This review will cover Puppet Theatre Barge’s The Town Mouse and the Country Mouse, an adorable and quirky puppet show for children.
Adapted, of course, from the well-known Aesop fable of the same name, this show made for many alterations; some I found positive and others I did not.
I thought it forward-thinking that these two mice were made adventurous females and that this change was subtly and ordinarily implemented. It is important that children have a wide range of gender representations to raise questions or, indeed, to erase stereotypical gender misguidance. Though I believe this has a lesser effect in this show, this change, in its faintness, can only be positive.

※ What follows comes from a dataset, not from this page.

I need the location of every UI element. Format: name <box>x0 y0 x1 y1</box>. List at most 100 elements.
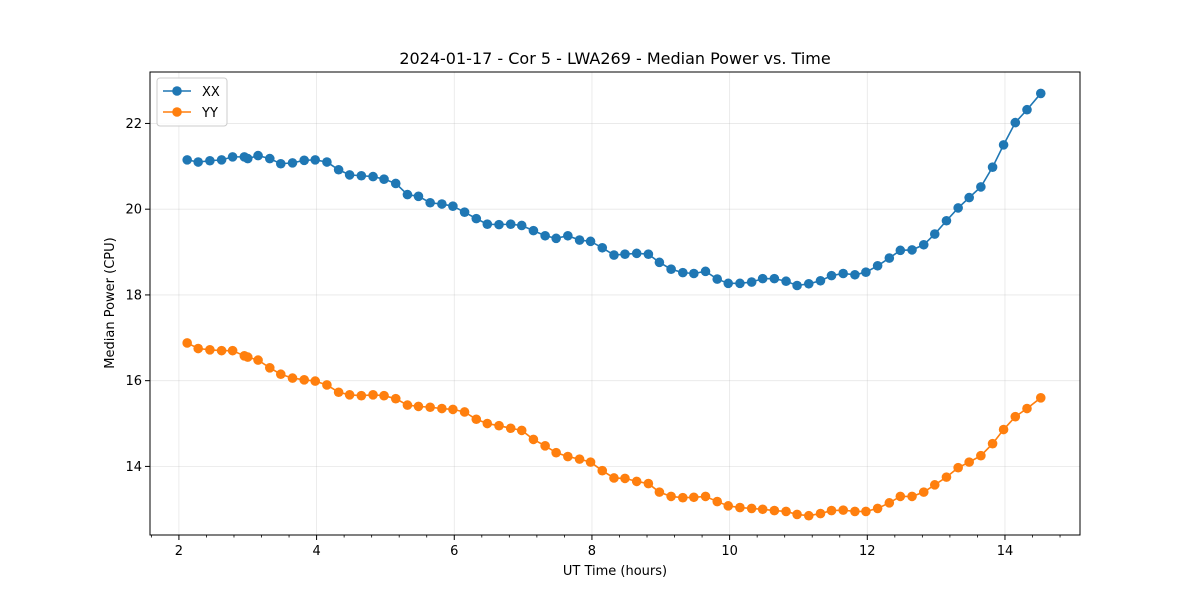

I am not sure, however, as to how effective it was to have chosen this particular fable as the ‘central’ focus. It was more the case that this show used this fable as a touchstone to other children’s tales and nursery rhymes. Though we returned to this fable again and again, it had little significance, overall. Any moral to be taken from the original fable is also lost in this adaptation, which is not inherently negative, yet there is little to support this decision. In short, what is the aim of the show? — understanding that ‘to entertain the children’ is not a viable response. And why does it profess to be a realisation of The Town Mouse and the Country Mouse if it is, in fact, a collection of tales? Perhaps it would be better if a simple ‘and Others’ were to be added onto the end of the show’s title.
On to the technicalities of the show itself. The types of puppets used were marottes and hand puppets, meaning that a lot of the puppets’ life was achieved through bulky movements as opposed to delicate, isolated ones. This made for a humorous and animated effect, a lively and silly visual to engage the children with. The overall puppeteering, in fact, was professional and effective.
I did have issues towards the end of the show, however. People often think that children’s theatre should not be critiqued with the same harshness as one critiques adult theatre with. This should not be the case, however. Whilst children are easily won over by imagination, their imaginative realm is not one distinct from the real world; in fact, they use the former to cogitate, to better understand the latter. Children are highly intuitive and observant, and so slip-ups are easily acknowledged and can take away from the magic of the show.
Taking this on board, I must consider a few elements of this performance that could have taken away from the theatrical magic of this puppet show. On the night I saw this performance, there was quite a fair share of slip-ups. A bottle attached itself to a white sheet — which I can only assume to be a ghost (other audience members were audibly confused by this, too) — and flew to the front of the playboard, landing the wrong way, where its internal structure was visible to the audience. This was left here for the rest of the show’s duration. At another point, whoever was animating the Postman (a blackbird) hand puppet forgot to put on a black sleeve to cover his wrist, exposing his arm and watch.
The biggest sin committed by this puppet show, however, came in the second act. The light from within the castelet became far too harsh, and this casted very distinct shadows upon the front bottom curtains which were far too thin. The entire workings beyond the frame, the puppeteering, the passing materials to one another and flat-changing for the next scene, everything was completely visible. Not at all desirable for this form of theatre!
Other than in these isolated moments, the puppeteering was effective and sharp, as I said before. It was mainly the narrative that I had a problem with. Most of the action, though entertaining, seemed highly superfluous, particularly the ‘Green Bottles’ sequence which was drawn-out and uninventive, making use of a peculiar assortment of objects: a ball, a spider, a hand, and others. It seemed as though every puppet ever made for this company was being recycled and put to use somewhere in this show.
Characters were, indeed, sweet and endearing, but I cannot help but wonder if this is due to our gleeful pre-conception of these existing tales or to the creativity of the show’s conceptualist. Their designs were somewhat inelaborate and cheap-looking, though this did not diminish their enjoyability.
Lighting was perhaps too intense at points, though I understand that, given the specific nature of the site, this may be difficult to control. The set, however, was rather dynamic in its capabilities: little hatches and shadow boxes made for an intriguing and multidimensional landscape, though I did feel the shadow boxes were perhaps a little too blurry.
Overall, a cute and quirky performance in a conspicuously unique environment enough to fuel spectators’ interest alone.
“A cute and endearing show, if a little inharmonious in its composition.”